Magnetic Resonance Image (MRI) Guided High Energy Ultrasound for Focal Prostate Cancer Ablation
Background: The ability to treat early prostate cancer is still limited. Thermal ablation methods are being tested for focal prostate cancer therapy. Researchers want to improve on these methods.
Objective: To understand if Transurethral UltraSound Ablation (TULSA) in combination with MRI guidance is useful to treat localized prostate cancer.
Eligibility: English-speaking adults ages 18 and older with localized prostate cancer that can be seen on MRI and can be treated by thermal ablation.
Design: Participants will be screened with the following: * Medical history * Physical exam * Digital rectal exam * Blood and urine tests * Electrocardiogram * Tumor biopsy * Questionnaire to assess urinary tract symptoms * MRI of the pelvis. The MRI scanner is a long, narrow tube. Participants will lie on a bed that moves in and out of the scanner. Participants may also be screened with the following: * Echocardiogram * Chest x-ray * Bone scan * Urodynamic studies to see how well the bladder, sphincters, and urethra hold and release urine * MRI of the brain * Transrectal ultrasound * Computer tomography (CT) scan of the chest, abdomen, and pelvis. A CT scan is a series of x-ray images taken of parts of the body. Some screening tests will be repeated during the study. Participants will have the TULSA procedure. They will have an MRI for guidance. A small ultrasound applicator will be placed into their urethra. It uses heat to destroy the cancer areas in the prostate. It is controlled by a robotic arm. A cooling catheter will be placed into their rectum. Participants will use a urethral catheter for 1-7 days. Participants will have follow-up visits at 3, 6, 12, 18, 24, and 36 months.

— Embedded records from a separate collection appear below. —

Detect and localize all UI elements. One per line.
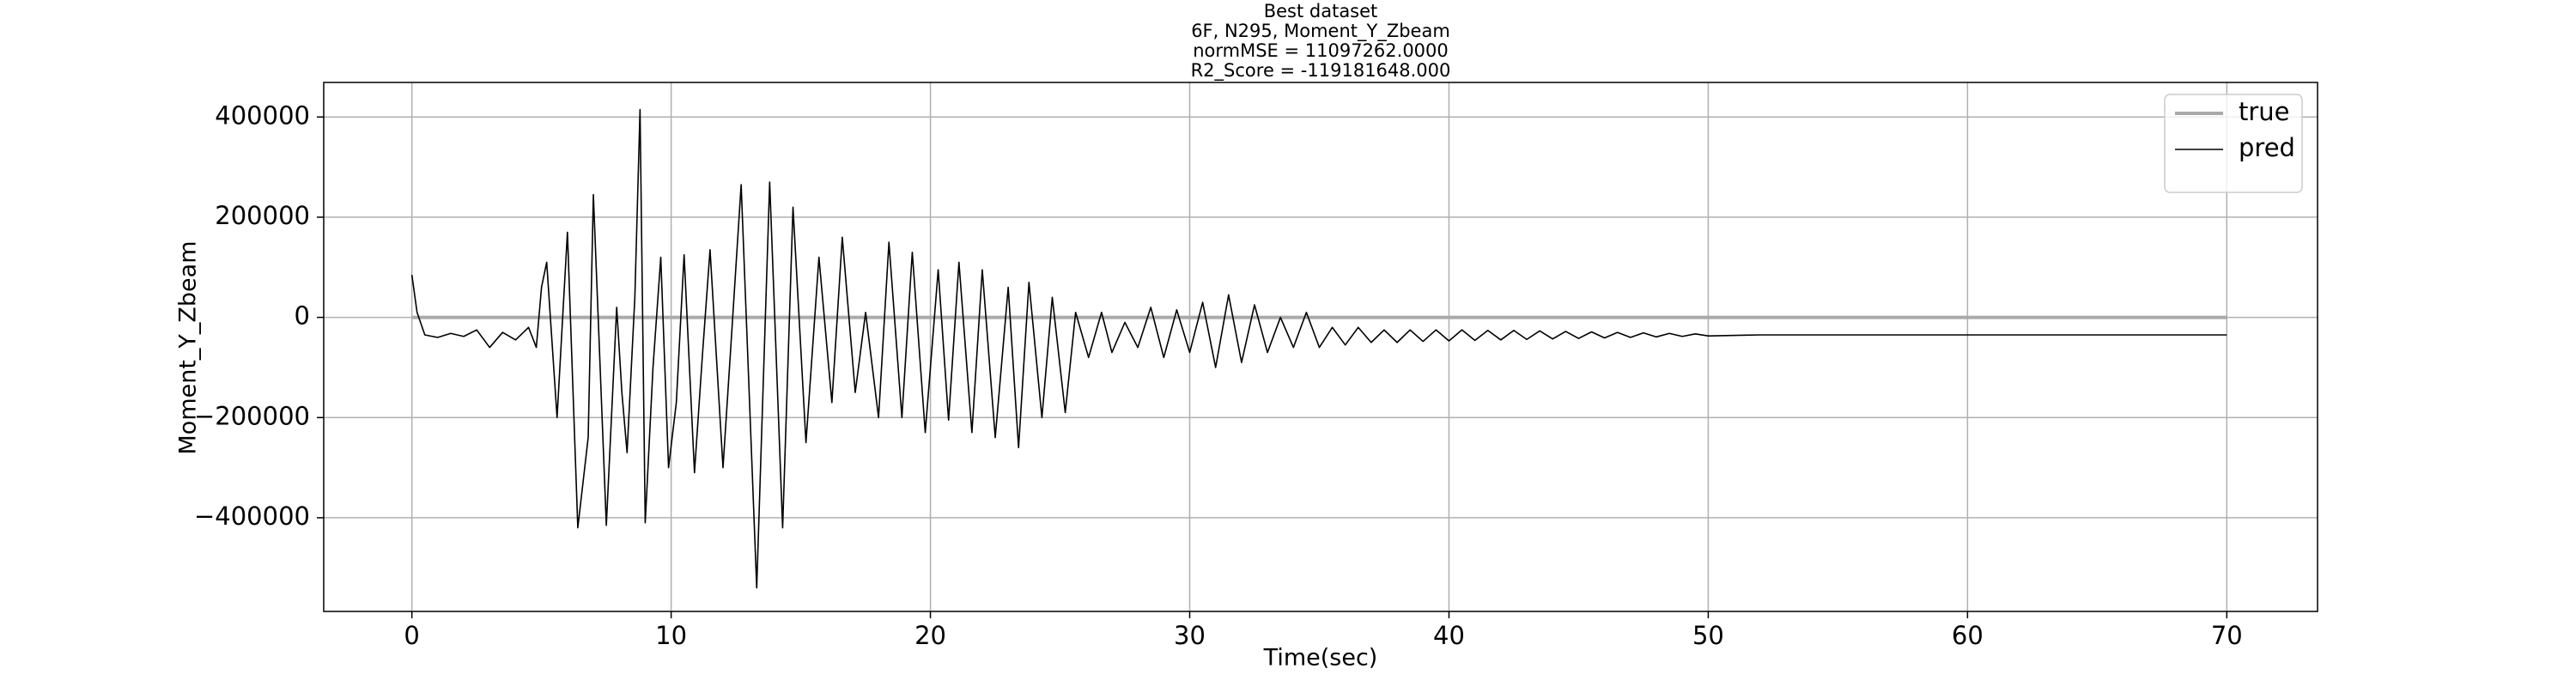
x-axis-label: Time(sec) bbox=[1263, 645, 1378, 672]
x-tick-label: 10 bbox=[655, 621, 687, 650]
x-tick-label: 40 bbox=[1433, 621, 1465, 650]
x-tick-label: 60 bbox=[1952, 621, 1984, 650]
chart-subtitle: 6F, N295, Moment_Y_Zbeam bbox=[1191, 21, 1450, 42]
y-tick-label: 200000 bbox=[215, 201, 310, 230]
legend-label: true bbox=[2239, 97, 2290, 126]
y-tick-label: −400000 bbox=[194, 502, 310, 531]
data-line bbox=[410, 108, 2227, 589]
chart-subtitle: normMSE = 11097262.0000 bbox=[1193, 40, 1449, 61]
legend-label: pred bbox=[2239, 133, 2295, 162]
y-tick-label: 0 bbox=[295, 301, 310, 331]
y-tick-label: −200000 bbox=[194, 401, 310, 430]
x-tick-label: 70 bbox=[2211, 621, 2243, 650]
x-tick-label: 20 bbox=[914, 621, 946, 650]
x-tick-label: 50 bbox=[1692, 621, 1724, 650]
chart-subtitle: R2_Score = -119181648.000 bbox=[1191, 60, 1451, 82]
x-tick-label: 0 bbox=[404, 621, 419, 650]
y-tick-label: 400000 bbox=[215, 100, 310, 130]
chart-title: Best dataset bbox=[1264, 1, 1378, 21]
plot-frame bbox=[323, 82, 2318, 612]
x-tick-label: 30 bbox=[1174, 621, 1206, 650]
legend: true pred bbox=[2164, 94, 2303, 193]
y-axis-label: Moment_Y_Zbeam bbox=[175, 240, 202, 454]
legend-box bbox=[2164, 94, 2303, 193]
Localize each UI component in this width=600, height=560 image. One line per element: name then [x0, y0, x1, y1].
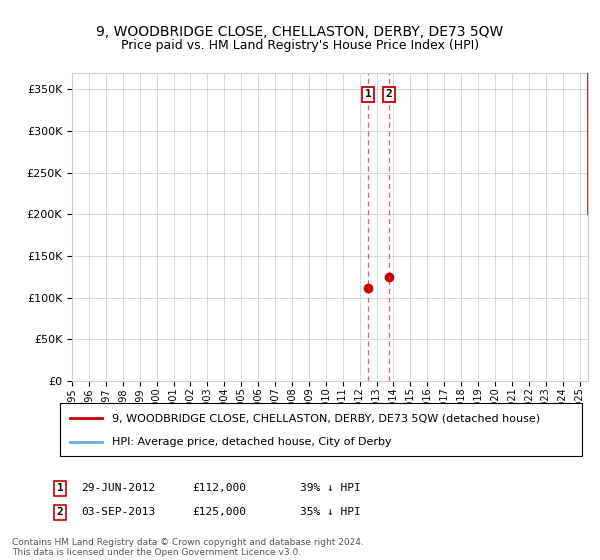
Text: 1: 1 [365, 90, 371, 99]
Text: 9, WOODBRIDGE CLOSE, CHELLASTON, DERBY, DE73 5QW: 9, WOODBRIDGE CLOSE, CHELLASTON, DERBY, … [97, 25, 503, 39]
Text: 9, WOODBRIDGE CLOSE, CHELLASTON, DERBY, DE73 5QW (detached house): 9, WOODBRIDGE CLOSE, CHELLASTON, DERBY, … [112, 413, 541, 423]
Text: 1: 1 [56, 483, 64, 493]
Text: 03-SEP-2013: 03-SEP-2013 [81, 507, 155, 517]
Text: 35% ↓ HPI: 35% ↓ HPI [300, 507, 361, 517]
FancyBboxPatch shape [60, 403, 582, 456]
Text: 2: 2 [56, 507, 64, 517]
Text: Price paid vs. HM Land Registry's House Price Index (HPI): Price paid vs. HM Land Registry's House … [121, 39, 479, 52]
Text: 2: 2 [386, 90, 392, 99]
Text: 39% ↓ HPI: 39% ↓ HPI [300, 483, 361, 493]
Text: £125,000: £125,000 [192, 507, 246, 517]
Bar [368, 73, 389, 381]
Text: HPI: Average price, detached house, City of Derby: HPI: Average price, detached house, City… [112, 436, 392, 446]
Text: £112,000: £112,000 [192, 483, 246, 493]
Text: 29-JUN-2012: 29-JUN-2012 [81, 483, 155, 493]
Text: Contains HM Land Registry data © Crown copyright and database right 2024.
This d: Contains HM Land Registry data © Crown c… [12, 538, 364, 557]
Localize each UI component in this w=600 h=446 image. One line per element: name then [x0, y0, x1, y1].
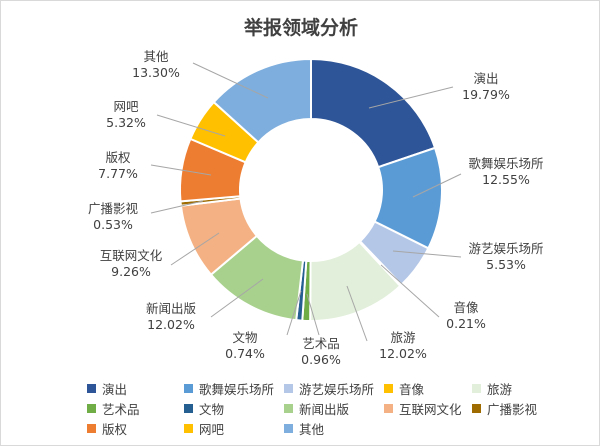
legend-item: 演出: [87, 379, 127, 398]
leader-line-3: [380, 264, 440, 318]
slice-name-label: 版权: [105, 150, 131, 165]
slice-name-label: 音像: [453, 300, 479, 315]
leader-line-1: [412, 173, 462, 198]
slice-name-label: 新闻出版: [146, 301, 197, 316]
legend-label: 文物: [199, 402, 225, 417]
slice-name-label: 艺术品: [302, 336, 340, 351]
legend-swatch: [384, 404, 393, 413]
legend-label: 互联网文化: [399, 402, 462, 417]
slice-0: [310, 57, 437, 169]
legend-item: 音像: [384, 379, 424, 398]
leader-line-0: [368, 86, 454, 109]
slice-percent-label: 9.26%: [111, 264, 151, 279]
leader-line-4: [346, 285, 368, 342]
legend-swatch: [184, 404, 193, 413]
slice-percent-label: 5.53%: [486, 257, 526, 272]
slice-percent-label: 5.32%: [106, 115, 146, 130]
leader-line-12: [192, 62, 269, 99]
legend-swatch: [284, 384, 293, 393]
legend-swatch: [87, 404, 96, 413]
slice-name-label: 歌舞娱乐场所: [468, 156, 543, 171]
slice-name-label: 其他: [143, 49, 169, 64]
slice-name-label: 演出: [473, 71, 498, 86]
legend-label: 其他: [299, 422, 325, 437]
legend-label: 歌舞娱乐场所: [199, 382, 275, 397]
legend-swatch: [87, 424, 96, 433]
legend-swatch: [184, 384, 193, 393]
legend-item: 广播影视: [472, 399, 537, 418]
legend-swatch: [384, 384, 393, 393]
leader-line-6: [286, 290, 302, 336]
slice-name-label: 网吧: [113, 99, 139, 114]
legend-swatch: [284, 404, 293, 413]
slice-name-label: 游艺娱乐场所: [468, 241, 543, 256]
leader-line-8: [170, 232, 220, 266]
leader-line-2: [392, 250, 462, 258]
leader-line-9: [150, 200, 204, 214]
legend-label: 新闻出版: [299, 402, 350, 417]
legend-swatch: [87, 384, 96, 393]
legend-item: 游艺娱乐场所: [284, 379, 374, 398]
legend-swatch: [284, 424, 293, 433]
slice-percent-label: 13.30%: [132, 65, 180, 80]
slice-percent-label: 12.55%: [482, 172, 530, 187]
legend-item: 其他: [284, 419, 324, 438]
legend-label: 演出: [102, 382, 128, 397]
legend-item: 互联网文化: [384, 399, 462, 418]
legend-label: 游艺娱乐场所: [299, 382, 375, 397]
slice-name-label: 广播影视: [88, 201, 139, 216]
slice-name-label: 互联网文化: [100, 248, 163, 263]
legend-item: 文物: [184, 399, 224, 418]
slice-percent-label: 0.96%: [301, 352, 341, 367]
legend-swatch: [472, 404, 481, 413]
legend-item: 艺术品: [87, 399, 140, 418]
slice-percent-label: 12.02%: [379, 346, 427, 361]
legend-label: 广播影视: [487, 402, 538, 417]
legend-label: 旅游: [487, 382, 513, 397]
slice-percent-label: 19.79%: [462, 87, 510, 102]
leader-line-7: [210, 278, 264, 318]
slice-name-label: 旅游: [390, 330, 416, 345]
slice-percent-label: 0.53%: [93, 217, 133, 232]
leader-line-11: [156, 114, 226, 137]
legend-item: 版权: [87, 419, 127, 438]
legend-item: 新闻出版: [284, 399, 349, 418]
legend-swatch: [472, 384, 481, 393]
legend-item: 歌舞娱乐场所: [184, 379, 274, 398]
legend-label: 音像: [399, 382, 425, 397]
legend-swatch: [184, 424, 193, 433]
slice-name-label: 文物: [232, 330, 257, 345]
chart-title: 举报领域分析: [243, 17, 358, 39]
legend-item: 旅游: [472, 379, 512, 398]
leader-line-10: [150, 164, 212, 176]
slice-percent-label: 12.02%: [147, 317, 195, 332]
slice-percent-label: 0.21%: [446, 316, 486, 331]
slice-12: [212, 57, 312, 144]
slice-percent-label: 0.74%: [225, 346, 265, 361]
legend-label: 艺术品: [102, 402, 140, 417]
legend-label: 版权: [102, 422, 128, 437]
leader-line-5: [306, 293, 320, 336]
legend-item: 网吧: [184, 419, 224, 438]
slice-percent-label: 7.77%: [98, 166, 138, 181]
legend-label: 网吧: [199, 422, 225, 437]
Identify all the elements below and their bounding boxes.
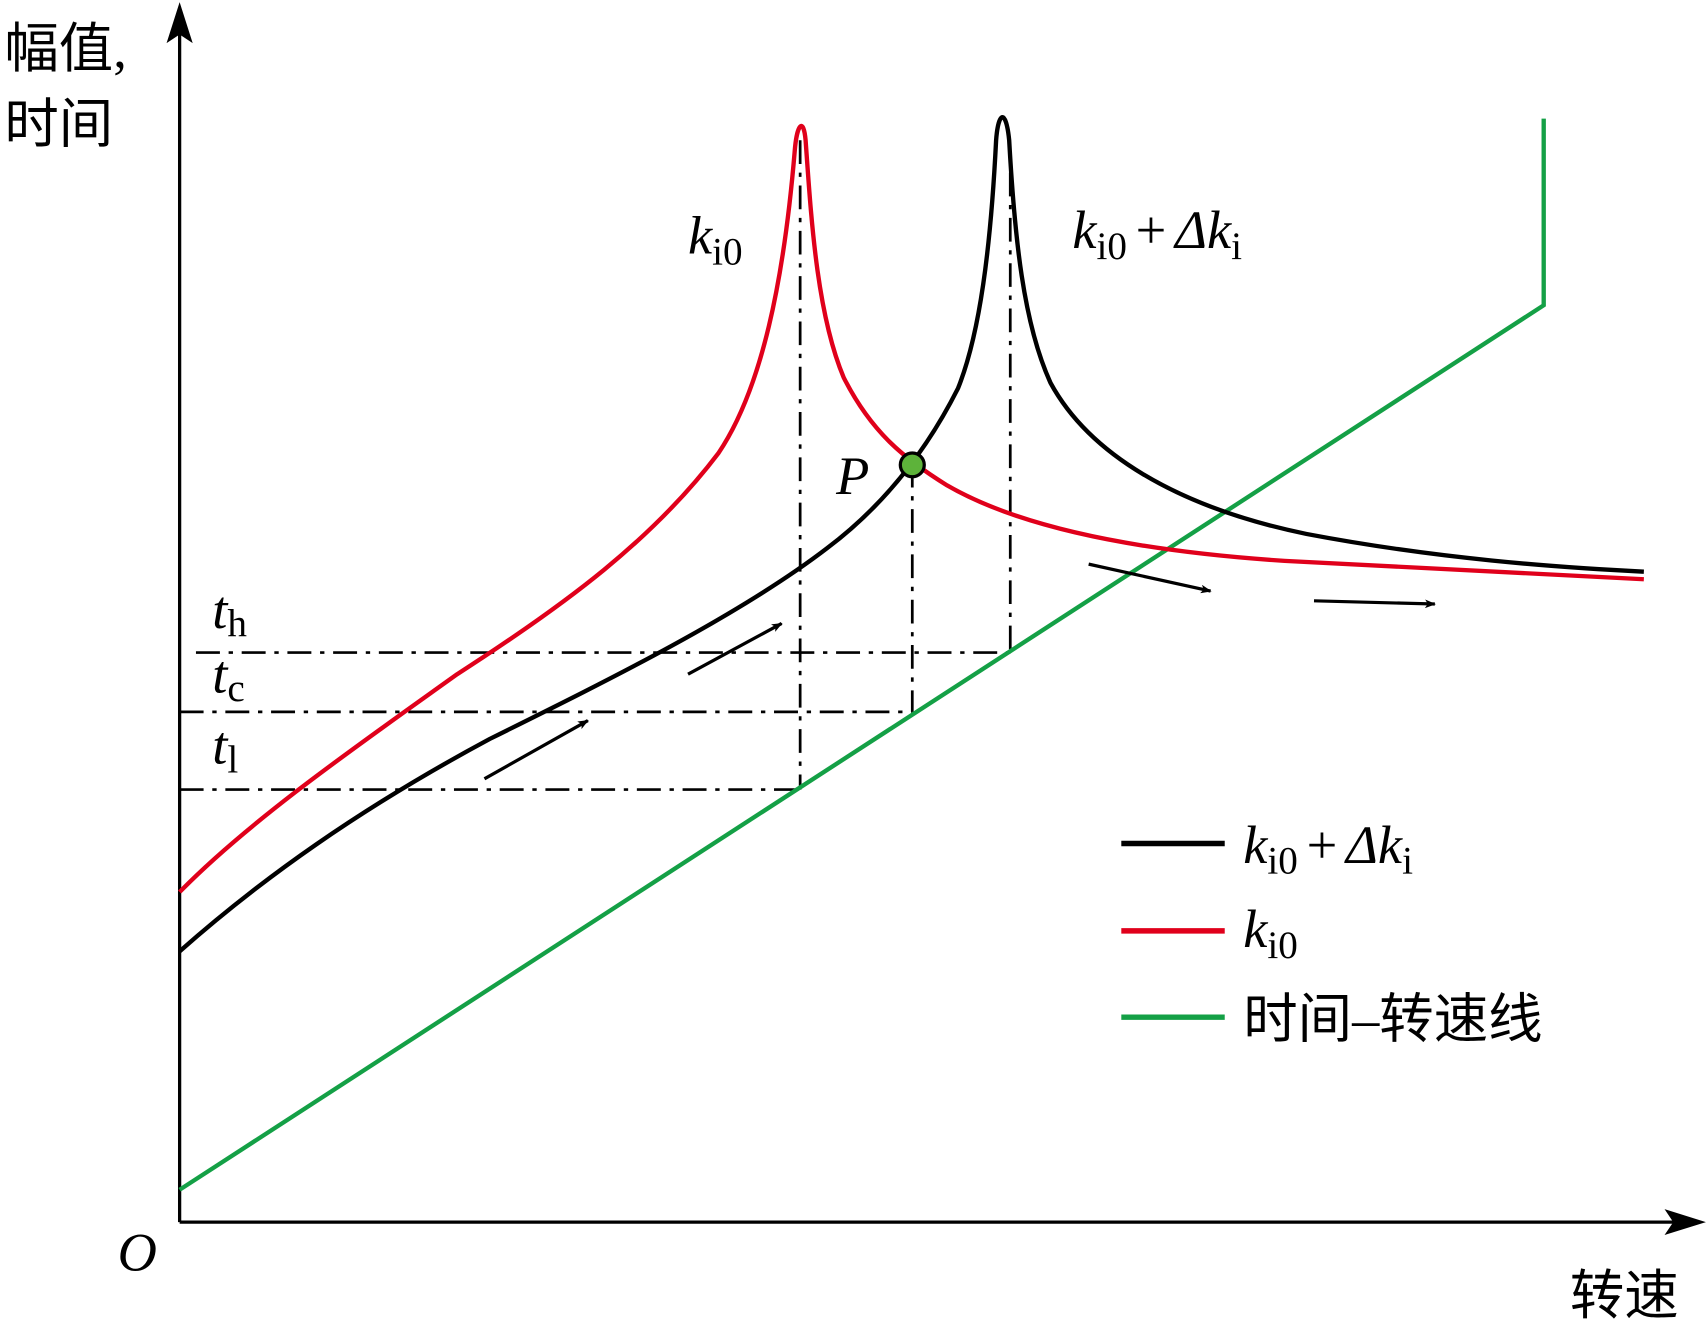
legend: ki0 + Δki ki0 时间–转速线 [1121, 815, 1543, 1050]
y-axis-arrow [166, 2, 193, 44]
arrow [1088, 562, 1212, 594]
dk-sub: i [1402, 840, 1413, 883]
arrow [687, 622, 783, 676]
level-label: tl [212, 716, 238, 781]
origin-label: O [118, 1223, 157, 1283]
level-base: t [212, 580, 229, 640]
level-base: t [212, 716, 229, 776]
point-p [898, 451, 926, 479]
y-axis-label: 幅值, [4, 19, 126, 79]
plus: + [1307, 815, 1338, 875]
plus: + [1136, 200, 1167, 260]
x-axis-arrow [1664, 1209, 1706, 1236]
level-sub: h [227, 603, 247, 646]
k: k [1072, 200, 1097, 260]
arrow [1313, 599, 1436, 609]
level-sub: l [227, 738, 238, 781]
k: k [1243, 815, 1268, 875]
legend-label: 时间–转速线 [1243, 990, 1542, 1050]
k-sub: i0 [1267, 840, 1297, 883]
black-curve-label: ki0 + Δki [1072, 200, 1242, 268]
x-axis-label: 转速 [1570, 1266, 1679, 1326]
black-curve [178, 115, 1644, 953]
dk: Δk [1344, 815, 1403, 875]
k-sub: i0 [1096, 225, 1126, 268]
legend-label: ki0 [1243, 899, 1298, 967]
dk-sub: i [1231, 225, 1242, 268]
legend-label: ki0 + Δki [1243, 815, 1413, 883]
red-curve-label: ki0 [688, 206, 743, 274]
k-sub: i0 [1267, 924, 1297, 967]
k: k [688, 206, 713, 266]
k: k [1243, 899, 1268, 959]
k-sub: i0 [712, 230, 742, 273]
green-line [178, 118, 1546, 1192]
point-label: P [835, 446, 869, 506]
arrows [483, 562, 1436, 781]
arrow [483, 719, 589, 781]
level-base: t [212, 645, 229, 705]
y-axis-label: 时间 [4, 95, 113, 155]
guides [179, 140, 1012, 791]
level-label: th [212, 580, 247, 645]
level-label: tc [212, 645, 245, 710]
dk: Δk [1173, 200, 1232, 260]
red-curve [178, 123, 1644, 894]
level-sub: c [227, 667, 244, 710]
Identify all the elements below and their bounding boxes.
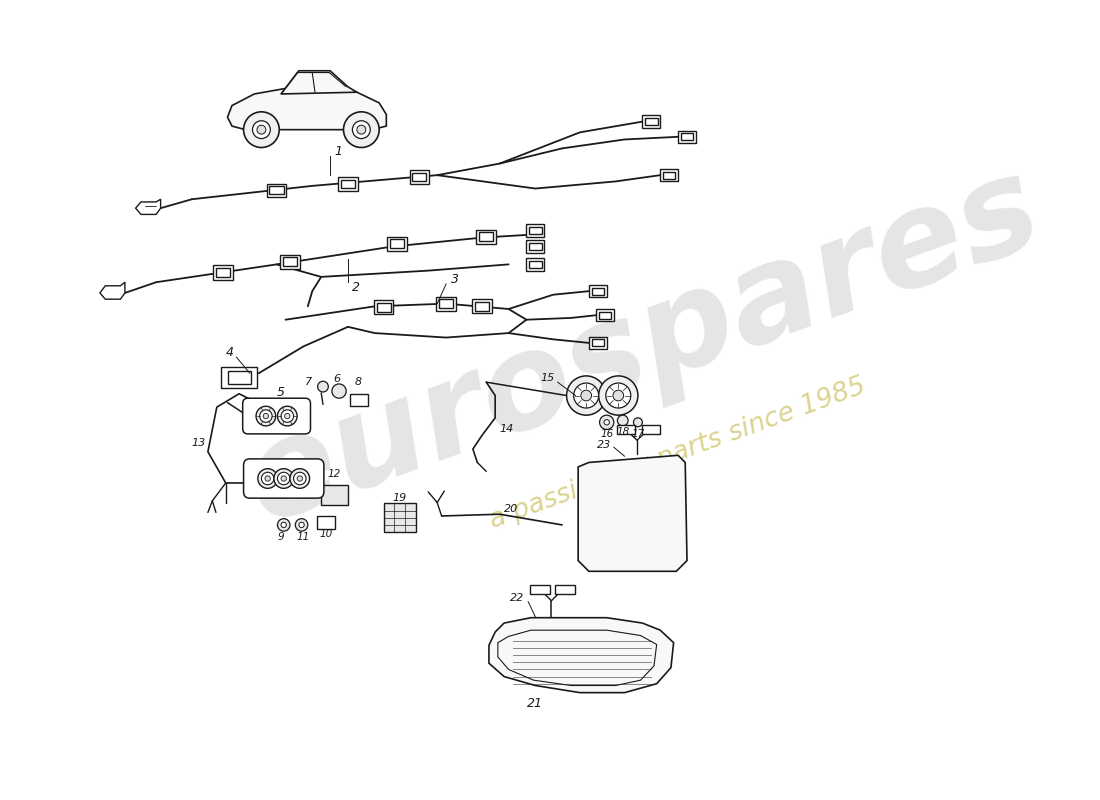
Text: 14: 14 bbox=[499, 425, 514, 434]
Circle shape bbox=[265, 476, 271, 481]
Circle shape bbox=[285, 414, 290, 418]
Circle shape bbox=[566, 376, 606, 415]
Text: 10: 10 bbox=[319, 529, 332, 539]
Polygon shape bbox=[228, 85, 386, 130]
Circle shape bbox=[617, 415, 628, 426]
Polygon shape bbox=[527, 258, 544, 270]
Circle shape bbox=[257, 126, 266, 134]
Circle shape bbox=[295, 518, 308, 531]
Polygon shape bbox=[338, 178, 358, 190]
Circle shape bbox=[574, 383, 598, 408]
Polygon shape bbox=[437, 297, 455, 310]
Text: 11: 11 bbox=[297, 531, 310, 542]
Circle shape bbox=[257, 469, 277, 488]
Text: 21: 21 bbox=[527, 697, 543, 710]
Polygon shape bbox=[556, 585, 574, 594]
Polygon shape bbox=[476, 230, 496, 244]
Circle shape bbox=[262, 472, 274, 485]
Circle shape bbox=[297, 476, 302, 481]
Circle shape bbox=[253, 121, 271, 138]
Polygon shape bbox=[321, 485, 348, 506]
Polygon shape bbox=[530, 585, 550, 594]
Circle shape bbox=[280, 522, 286, 527]
Text: 9: 9 bbox=[277, 531, 285, 542]
Circle shape bbox=[277, 518, 290, 531]
Circle shape bbox=[598, 376, 638, 415]
Text: 16: 16 bbox=[601, 429, 614, 439]
Polygon shape bbox=[527, 224, 544, 237]
Circle shape bbox=[332, 384, 346, 398]
Text: 1: 1 bbox=[334, 146, 342, 158]
Text: 7: 7 bbox=[305, 377, 312, 387]
Polygon shape bbox=[642, 425, 660, 434]
Text: 22: 22 bbox=[510, 593, 525, 603]
FancyBboxPatch shape bbox=[243, 459, 323, 498]
Text: 17: 17 bbox=[631, 429, 645, 439]
Polygon shape bbox=[221, 367, 257, 389]
Polygon shape bbox=[387, 237, 407, 251]
Text: 18: 18 bbox=[616, 427, 629, 437]
Circle shape bbox=[581, 390, 592, 401]
Polygon shape bbox=[678, 130, 696, 143]
Circle shape bbox=[277, 406, 297, 426]
Polygon shape bbox=[588, 285, 607, 298]
Text: 2: 2 bbox=[352, 281, 361, 294]
Polygon shape bbox=[267, 184, 286, 197]
Circle shape bbox=[634, 418, 642, 426]
Polygon shape bbox=[596, 309, 614, 322]
Polygon shape bbox=[135, 199, 161, 214]
Polygon shape bbox=[527, 240, 544, 253]
Circle shape bbox=[343, 112, 379, 147]
Polygon shape bbox=[588, 337, 607, 349]
Polygon shape bbox=[384, 503, 416, 532]
Text: a passion for parts since 1985: a passion for parts since 1985 bbox=[486, 373, 870, 534]
Circle shape bbox=[604, 420, 609, 425]
Text: eurospares: eurospares bbox=[229, 144, 1056, 549]
Text: 4: 4 bbox=[226, 346, 234, 359]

⁃ Subjects must have prostate cancer amenable for ultrasound ablation defined as:
• diagnosed by transrectal ultrasound-guided prostate biopsy via standard 12 core biopsy and targeted biopsy of any MRI-visible or tracked lesions; pathological diagnosis must be confirmed by Laboratory of Pathology, NCI;
• Gleason Score \<= 7;
• MRI-visible or MRI-tracked prostate cancer. This includes prostate cancer found on targeted biopsy of MRI-visible or MRI-tracked lesion. Histologically positive standard biopsy cores of Grade Group \>= 2 prostate cancer must be from an area overlying or within 1cm of an MRI-visible or tracked lesion(s) and reviewed by NCI urologic pathologist. (Left / Right, Base, Mid-Gland, Apex). Systematic and targeted cores of Grade Group 1 prostate cancer outside of proposed ablation zone do not affect inclusion status, as these can be observed by conventional guideline management.
• organ confined clinical T1c or clinical T2a prostate cancer that is visualized on MRI. Note: Participants after prostate cancer treatment with local recurrence or residual tumor which is visible on MRI are eligible.
• PSA \< 20 ng/ml or PSA \>20 with a PSA density \<0.15.
• Adults (\>= 18 years of age)
• Participants must have adequate organ and marrow function as defined below:
⁃ Platelets \>= 50,000/mcL
⁃ Hemoglobin \>= 8 g/dL
⁃ Measured or calculated creatinine clearance (CrCl) (eGFR may also be used in place of CrCl)\* \>= 30 mL/min/1.73 m\^2
⁃ GFR=glomerular filtration rate; ULN=upper limit of normal.
⁃ \*Creatinine clearance (CrCl) or eGFR should be calculated per institutional standard.
• Subjects must be able to understand and willing to sign a written informed consent document.
• Subjects must be co-enrolled to NCI protocol 16-C-0010 Care of the Prostate Cancer Patient and Prospective Procurement of Prostate Cancer Tissue.